Narcissa, d’altro canto, si era eretta in tutta la sua altezza, lo sguardo di ghiaccio. Di certo ora non era più né preoccupata né men che meno felice. A Pansy, in quel momento, ricordò benissimo una di quelle finte nobildonne con la puzza sotto il naso e l’aria scandalizzata che si vedono nei film di vecchia data.

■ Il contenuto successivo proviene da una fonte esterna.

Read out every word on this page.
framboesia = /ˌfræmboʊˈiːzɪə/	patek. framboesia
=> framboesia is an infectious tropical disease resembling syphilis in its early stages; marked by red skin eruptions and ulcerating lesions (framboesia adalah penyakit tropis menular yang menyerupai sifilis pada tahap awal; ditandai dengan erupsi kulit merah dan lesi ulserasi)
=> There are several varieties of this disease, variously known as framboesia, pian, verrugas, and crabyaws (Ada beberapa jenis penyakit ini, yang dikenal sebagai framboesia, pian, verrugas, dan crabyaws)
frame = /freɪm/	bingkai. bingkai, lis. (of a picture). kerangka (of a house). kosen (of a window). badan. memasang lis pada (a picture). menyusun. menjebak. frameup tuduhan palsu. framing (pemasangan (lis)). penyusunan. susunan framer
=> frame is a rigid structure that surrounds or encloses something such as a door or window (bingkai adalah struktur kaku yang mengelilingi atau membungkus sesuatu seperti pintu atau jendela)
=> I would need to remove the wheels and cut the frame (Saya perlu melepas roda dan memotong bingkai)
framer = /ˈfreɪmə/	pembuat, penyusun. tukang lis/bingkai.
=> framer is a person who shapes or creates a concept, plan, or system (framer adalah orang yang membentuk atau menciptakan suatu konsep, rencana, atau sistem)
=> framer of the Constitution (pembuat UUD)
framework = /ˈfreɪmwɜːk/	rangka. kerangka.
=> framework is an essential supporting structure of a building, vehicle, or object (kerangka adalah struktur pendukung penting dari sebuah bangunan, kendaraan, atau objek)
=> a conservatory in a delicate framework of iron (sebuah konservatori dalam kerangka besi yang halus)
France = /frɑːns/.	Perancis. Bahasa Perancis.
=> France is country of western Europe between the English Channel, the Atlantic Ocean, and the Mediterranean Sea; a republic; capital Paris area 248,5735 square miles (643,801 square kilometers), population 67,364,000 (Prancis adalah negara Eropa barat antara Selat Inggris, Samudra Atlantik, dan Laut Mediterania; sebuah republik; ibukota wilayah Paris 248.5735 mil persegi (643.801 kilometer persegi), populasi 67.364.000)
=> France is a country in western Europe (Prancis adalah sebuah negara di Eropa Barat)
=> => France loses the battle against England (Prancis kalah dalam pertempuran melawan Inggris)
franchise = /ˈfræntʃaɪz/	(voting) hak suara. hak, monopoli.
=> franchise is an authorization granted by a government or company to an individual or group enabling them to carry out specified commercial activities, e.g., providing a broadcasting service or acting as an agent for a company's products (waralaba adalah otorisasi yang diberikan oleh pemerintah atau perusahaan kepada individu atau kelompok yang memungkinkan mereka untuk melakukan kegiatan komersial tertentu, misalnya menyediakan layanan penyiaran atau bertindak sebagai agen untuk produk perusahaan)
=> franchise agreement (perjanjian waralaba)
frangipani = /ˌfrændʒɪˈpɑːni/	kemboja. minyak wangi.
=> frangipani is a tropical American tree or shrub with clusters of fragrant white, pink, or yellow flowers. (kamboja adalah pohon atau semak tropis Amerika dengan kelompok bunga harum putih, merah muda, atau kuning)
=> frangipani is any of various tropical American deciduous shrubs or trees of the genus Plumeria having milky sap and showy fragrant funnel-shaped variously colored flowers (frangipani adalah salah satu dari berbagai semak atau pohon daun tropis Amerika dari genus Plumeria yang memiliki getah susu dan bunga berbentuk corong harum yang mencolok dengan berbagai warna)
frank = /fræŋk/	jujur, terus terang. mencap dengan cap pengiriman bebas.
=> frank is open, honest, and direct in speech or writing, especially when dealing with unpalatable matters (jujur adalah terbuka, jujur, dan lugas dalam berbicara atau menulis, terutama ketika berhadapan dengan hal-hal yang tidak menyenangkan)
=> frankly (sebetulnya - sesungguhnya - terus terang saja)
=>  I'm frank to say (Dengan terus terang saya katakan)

- Avviserò immediatamente i tuoi genitori dell’accaduto - proclamò piatta e incolore, come se stesse semplicemente leggendo la lista della spesa - E’ chiaro che alcuni tratti del tuo carattere debbano essere modificati, credo che un corso accelerato di buone maniere prima di Hogwarts, sia quello che fa al caso tuo. A giudicare dalla tua insolenza, debbo purtroppo immaginare che finora ti debba essere stato insegnato ben poco a riguardo …-
Pansy strinse convulsamente i pugni, ma non aprì bocca, il viso una maschera di bronzo. Avrebbe dato tutto il denaro che possedeva per poterle saltare addosso e strapparle i capelli, ma non poteva e lo sapeva bene. Era già nei pasticci fino al collo e non erano trascorse nemmeno ventiquattrore dal suo arrivo a Greenfresh … decisamente avrebbe fatto meglio a controllarsi.
Draco, neanche a dirlo era l’immagine fatta a persona della soddisfazione. Era chiaro che quella situazione era per lui fonte di infinito divertimento ... probabilmente aveva atteso quel momento per tutta l’estate.
- Bene - sentenziò dopo un tempo infinito, riacquistando un tono che doveva essere indifferente - Se è questo quello che pensate, signora, e cioè che io sia troppo sveglia per vostro figlio … perché è chiaro che sia così … toglierei il disturbo … o pensate forse che anche questo sia troppo maleducato da parte mia? -
Narcissa, non mosse un muscolo continuando a fissarla in tralice.
Pansy, senza abbassare minimamente lo sguardo, le fece un largo e pomposo inchino che di serio non aveva proprio niente, poi si voltò la schiena dritta e il mento sollevato, mormorando un chiaro e sarcastico “Besten Dank” sparendo oltre la porta della sala.
Era ormai giunta ai piedi della scalinata, quando sentì distintamente la voce di Draco chiedere alla madre:
- Che ha detto? -
- Non lo so, ma di certo nulla che una buona ed educata purosangue inglese avrebbe detto. Ma non temere tesoro cambierà, dovrà cambiare … non permetterò certo che mio figlio se ne vada in giro con una rozza tedesca, come compagna … e Lucius dovrà ascoltarmi questa volta, non mi interessa se … -
Per Pansy era troppo. Non aveva più intenzione di ascoltare quei due. Afferrò con foga il corrimano della scalinata, fino a farsi diventare le nocche delle dita bianche, prendendo a salire furente come non lo era mai stata, sfuggendo a quei discorsi.
Narcissa non le era mai stata particolarmente simpatica, certo e finora si era limitata a sopportarla, ma adesso poteva dire con certezza che la detestava di tutto cuore.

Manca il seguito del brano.